Music professor composes pieces to immerse audiences in narrative

For Yvette J. Jackson, every sound leads to discovery. Jackson, who joined Harvard as an assistant professor in the Department of Music this fall, is a composer of electroacoustic, chamber, and orchestral music, with a focus on radio operas and immersive narrative soundscape productions. Her work is performed in concert venues, as part of theater works, and in art installations. Jackson’s goal is to help students explore the unexpected ways sound can tell a story. In addition to teaching in the Department of Music’s Creative Practice and Critical Inquiry graduate program, Jackson also teaches composition and theater courses in the Department of Theater, Dance & Media.

Q&A

Yvette J. Jackson

GAZETTE: What comes first for you when starting to create a piece: the sounds you want to use or a theme you want to explore?

JACKSON: I like to work with stories rooted in historical events or social issues. I’ve created a series of pieces about the Middle Passage and the stories of enslaved Africans, with seven compositions in the series to date. The research for the series has involved looking at everything from diagrams about how to pack human cargo into ships, to trade routes, to narratives of enslaved people. The Library of Congress has an archive of interviews with people who were born into slavery, and I listened to them tell their stories in their own voices. In one electroacoustic composition, “Swan,” I immerse the listener in the story, starting with historical fiction and then moving into Afrofuturism to question what freedom even means. Another, separate piece, “Invisible People,” is a sonic essay based on President Barack Obama’s approval of marriage equality in 2015. It’s a radio opera with found text from things people have actually said or published, and I wanted to explore different perspectives and media on the topic. I wanted to respond to responses from leaders in the African American community to that announcement, because there were no women or queer people represented in that group. I called the piece “Invisible People” because I was asking: Who is left out of this conversation?

GAZETTE: How does sound tell stories in ways that other media can’t?
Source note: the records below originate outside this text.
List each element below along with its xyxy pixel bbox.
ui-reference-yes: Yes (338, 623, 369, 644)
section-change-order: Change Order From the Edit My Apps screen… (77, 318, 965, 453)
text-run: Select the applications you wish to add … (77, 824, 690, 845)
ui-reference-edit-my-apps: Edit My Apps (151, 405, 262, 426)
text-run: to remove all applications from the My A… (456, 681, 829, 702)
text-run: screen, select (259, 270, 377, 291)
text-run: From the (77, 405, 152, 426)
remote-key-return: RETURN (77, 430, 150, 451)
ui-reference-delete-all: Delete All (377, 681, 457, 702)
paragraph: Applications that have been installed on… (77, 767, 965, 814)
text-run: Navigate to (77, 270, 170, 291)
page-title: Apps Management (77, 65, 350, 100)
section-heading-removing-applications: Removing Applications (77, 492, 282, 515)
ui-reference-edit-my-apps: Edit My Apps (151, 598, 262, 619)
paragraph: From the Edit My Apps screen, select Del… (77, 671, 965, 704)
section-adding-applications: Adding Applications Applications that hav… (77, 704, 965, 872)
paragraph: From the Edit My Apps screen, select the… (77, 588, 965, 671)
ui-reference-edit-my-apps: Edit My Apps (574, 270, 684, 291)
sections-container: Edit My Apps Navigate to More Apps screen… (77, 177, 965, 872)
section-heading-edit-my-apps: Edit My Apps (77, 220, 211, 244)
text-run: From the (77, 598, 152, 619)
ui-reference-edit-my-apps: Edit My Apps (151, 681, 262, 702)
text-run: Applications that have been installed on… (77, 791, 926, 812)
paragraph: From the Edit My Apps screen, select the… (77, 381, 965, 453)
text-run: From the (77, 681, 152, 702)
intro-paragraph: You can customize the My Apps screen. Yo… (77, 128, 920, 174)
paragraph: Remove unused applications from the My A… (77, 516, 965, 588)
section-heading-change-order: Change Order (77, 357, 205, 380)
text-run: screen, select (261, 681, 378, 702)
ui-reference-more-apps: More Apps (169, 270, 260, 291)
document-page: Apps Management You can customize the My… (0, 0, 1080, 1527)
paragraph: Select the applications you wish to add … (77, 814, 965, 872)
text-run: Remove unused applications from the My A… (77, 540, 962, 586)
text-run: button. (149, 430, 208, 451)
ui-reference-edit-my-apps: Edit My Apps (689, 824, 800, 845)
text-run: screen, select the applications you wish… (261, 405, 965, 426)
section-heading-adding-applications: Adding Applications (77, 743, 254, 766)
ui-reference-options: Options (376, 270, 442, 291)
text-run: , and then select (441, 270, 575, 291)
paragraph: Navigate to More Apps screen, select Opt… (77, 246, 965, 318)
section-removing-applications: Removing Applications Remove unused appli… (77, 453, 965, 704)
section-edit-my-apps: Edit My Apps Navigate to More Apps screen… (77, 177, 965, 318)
JACKSON: As part of my practice, I developed something that I call narrative soundscape composition. It’s a dialogue between creative practice and research — they feed one another. One example is my interest in acoustic ecology or sound studies. When I was living in Southern California, I was constantly bombarded by the sounds of leaf blowers, helicopters, military jets, traffic, and the sounds of neighbors. I began to question things like noise laws and the effects of certain frequencies on the body, and thinking about how sounds that penetrate the domestic space affect one’s body. The piece is called “Atkins-D73”and I worked with many field recordings on that soundscape, exploring these questions through research and through sound itself. I like to use sound to immerse the listener in an experience through multichannel compositions. An example is a site-specific composition in my Middle Passage series called “Destination,” for 140 speakers at the Cube, a theater and lab at Virginia Tech. When there is a scene set in the hull of a cargo ship, the immersive experience becomes very powerful.

An audio excerpt and storyboard image from “Swan,” courtesy of Yvette J. Jackson.

sketch

GAZETTE: Do you work on many pieces at once, or is it important to finish one composition before embarking on a new project?

JACKSON: Each thing I do has an element from a previous piece in it, so there’s a kind of continuity to my work. Usually, at one time I’m working on something big and some smaller things. I’ve started the planning stages for a piece inspired by Samuel Delany’s “Babel-17,” a science-fiction novel about linguistics and the economy of language. I’m revising an old orchestral score that hasn’t been performed yet. I also create works that incorporate fixed [recorded] media and live ensembles and want to devote more time to this, and I’m also exploring ways to integrate microcontrollers into performance.

GAZETTE: What is it like to bring performance, art-making, and academic inquiry together as a professor?

JACKSON: For a long time, I’ve worked in music, did sound design for theater, and worked in education, vacillating between those worlds. This opportunity has brought them all together. I’m teaching “Introduction to Composition” [Music 4] and a proseminar in composition on “Composing Theatre” [Music 160] right now, and the students are awesome. We’ve done some workshops using light, movement, working with technology and creating tools that are gestural to create sound. The students came into the courses already thinking outside of the box in terms of how to use sound. In Music 4, we’ve had great discussions about things like the question of silence and whether it is music. My proseminar class went on a field trip to the Harvard Art Museums to look at pieces by Kara Walker, David Alfaro Siqueiros, Lewis Rubenstein, and Herbert Bayer. The idea was to consider how narrative is composed visually and to think about how images can be used as a score to compose a performance based on social issues. The students will choose issues that are meaningful to them as the basis of their composed theater projects. I find out something new every day about Harvard and what I can do here with my students, and I feel like that will continue for a long while. I’m just scratching the surface.